Capetonians wither at work when the heat is on
Developing countries lose almost twice as many work days as developed countries due to heat
Working Capetonians wanted nothing more during last week’s heat wave than to head home, strip off and cool down. Maybe they knocked off a few minutes earlier than usual, or struggled to get through as much work as usual as stickiness sapped their energy.
It’s all part of a worldwide pattern of what boffins call heat-related work productivity loss, and a new study names Cape Town as SA’s most severely affected city.
Scientists from China and the UK who received 4,000 responses to a global online survey found that Capetonians lost between six and nine days worth of productivity each in 2016 due to heat.
The worst-affected African cities, with more than 12 days of lost productivity, were Mogadishu in Somalia, Abidjan in Ivory Coast and Bamako in Mali.
Reporting their findings in the Journal of Cleaner Production, a team from the Chinese Academy of Sciences said developing countries’ average of 6.6 lost days was almost twice as high as the average for developed countries.
“The heat-related work productivity loss has significant negative correlation with GDP per capita, indicating that the work productivity loss is inversely proportional to the level of development,” they said.
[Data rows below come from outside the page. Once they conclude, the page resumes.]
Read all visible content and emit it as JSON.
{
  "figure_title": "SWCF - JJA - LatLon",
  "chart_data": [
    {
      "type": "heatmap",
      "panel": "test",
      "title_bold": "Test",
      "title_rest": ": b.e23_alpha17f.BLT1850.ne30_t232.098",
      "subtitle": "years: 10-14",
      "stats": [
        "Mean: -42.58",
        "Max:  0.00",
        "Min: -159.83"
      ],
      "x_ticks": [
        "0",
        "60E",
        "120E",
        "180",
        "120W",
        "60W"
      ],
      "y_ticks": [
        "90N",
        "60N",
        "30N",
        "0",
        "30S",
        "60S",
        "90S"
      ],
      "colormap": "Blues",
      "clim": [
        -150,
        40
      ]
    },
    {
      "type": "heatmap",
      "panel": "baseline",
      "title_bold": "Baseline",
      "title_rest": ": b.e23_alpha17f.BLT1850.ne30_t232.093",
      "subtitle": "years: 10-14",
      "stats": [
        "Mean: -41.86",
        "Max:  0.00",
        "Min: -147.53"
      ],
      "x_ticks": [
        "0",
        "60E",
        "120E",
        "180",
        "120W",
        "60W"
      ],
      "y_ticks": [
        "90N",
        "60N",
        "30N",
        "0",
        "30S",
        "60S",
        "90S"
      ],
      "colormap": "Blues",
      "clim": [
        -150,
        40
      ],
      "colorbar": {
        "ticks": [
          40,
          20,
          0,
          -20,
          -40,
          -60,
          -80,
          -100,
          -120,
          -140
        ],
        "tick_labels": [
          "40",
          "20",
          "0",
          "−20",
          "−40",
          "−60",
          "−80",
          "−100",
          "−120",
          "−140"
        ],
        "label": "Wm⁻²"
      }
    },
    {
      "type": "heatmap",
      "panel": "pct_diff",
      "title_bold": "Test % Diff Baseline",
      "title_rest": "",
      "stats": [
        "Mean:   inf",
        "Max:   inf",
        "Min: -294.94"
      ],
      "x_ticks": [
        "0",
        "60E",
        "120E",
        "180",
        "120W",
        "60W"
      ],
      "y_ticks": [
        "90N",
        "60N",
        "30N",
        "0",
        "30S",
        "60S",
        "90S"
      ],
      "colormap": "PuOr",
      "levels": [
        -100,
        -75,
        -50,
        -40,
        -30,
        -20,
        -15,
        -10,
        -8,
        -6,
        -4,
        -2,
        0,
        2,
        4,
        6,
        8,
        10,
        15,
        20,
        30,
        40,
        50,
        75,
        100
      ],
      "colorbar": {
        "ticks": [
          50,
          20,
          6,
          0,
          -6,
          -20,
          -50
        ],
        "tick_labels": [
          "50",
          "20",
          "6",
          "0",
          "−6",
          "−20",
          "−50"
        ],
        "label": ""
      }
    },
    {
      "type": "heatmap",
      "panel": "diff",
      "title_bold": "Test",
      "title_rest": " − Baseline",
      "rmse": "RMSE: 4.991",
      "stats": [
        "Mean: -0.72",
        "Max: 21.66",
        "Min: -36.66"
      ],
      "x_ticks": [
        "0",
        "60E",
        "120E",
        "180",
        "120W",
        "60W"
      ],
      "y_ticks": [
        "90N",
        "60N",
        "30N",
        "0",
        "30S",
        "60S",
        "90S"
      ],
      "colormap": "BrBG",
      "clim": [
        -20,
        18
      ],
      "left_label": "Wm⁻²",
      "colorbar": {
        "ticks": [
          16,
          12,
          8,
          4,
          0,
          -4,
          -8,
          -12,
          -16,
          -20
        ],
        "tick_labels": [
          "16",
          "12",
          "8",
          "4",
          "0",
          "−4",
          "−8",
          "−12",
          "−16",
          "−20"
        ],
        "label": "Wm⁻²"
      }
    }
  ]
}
They used their findings to project future productivity dips as the climate changes, and said: “When global warming reaches 1.5°C, 2°C, 3°C and 4°C respectively, the average work-productivity loss will be 9 (19), 12 (31), 22 (61) and 33 (94) days for developed (developing) countries.
“Countries in south-east Asia in a 1.5°C-warming world would suffer the same loss as the developed countries would in a 4°C-warming world.
“Heatwaves surely impact more seriously the developing countries in general, but our study quantitatively estimated how much heatwaves would reduce the productivity and identified the most vulnerable regions over the world.
“Our results call for attention to the need of adaptation to increasing heatwaves by improving protective infrastructure, especially for the developing regions in the Belt and Road.”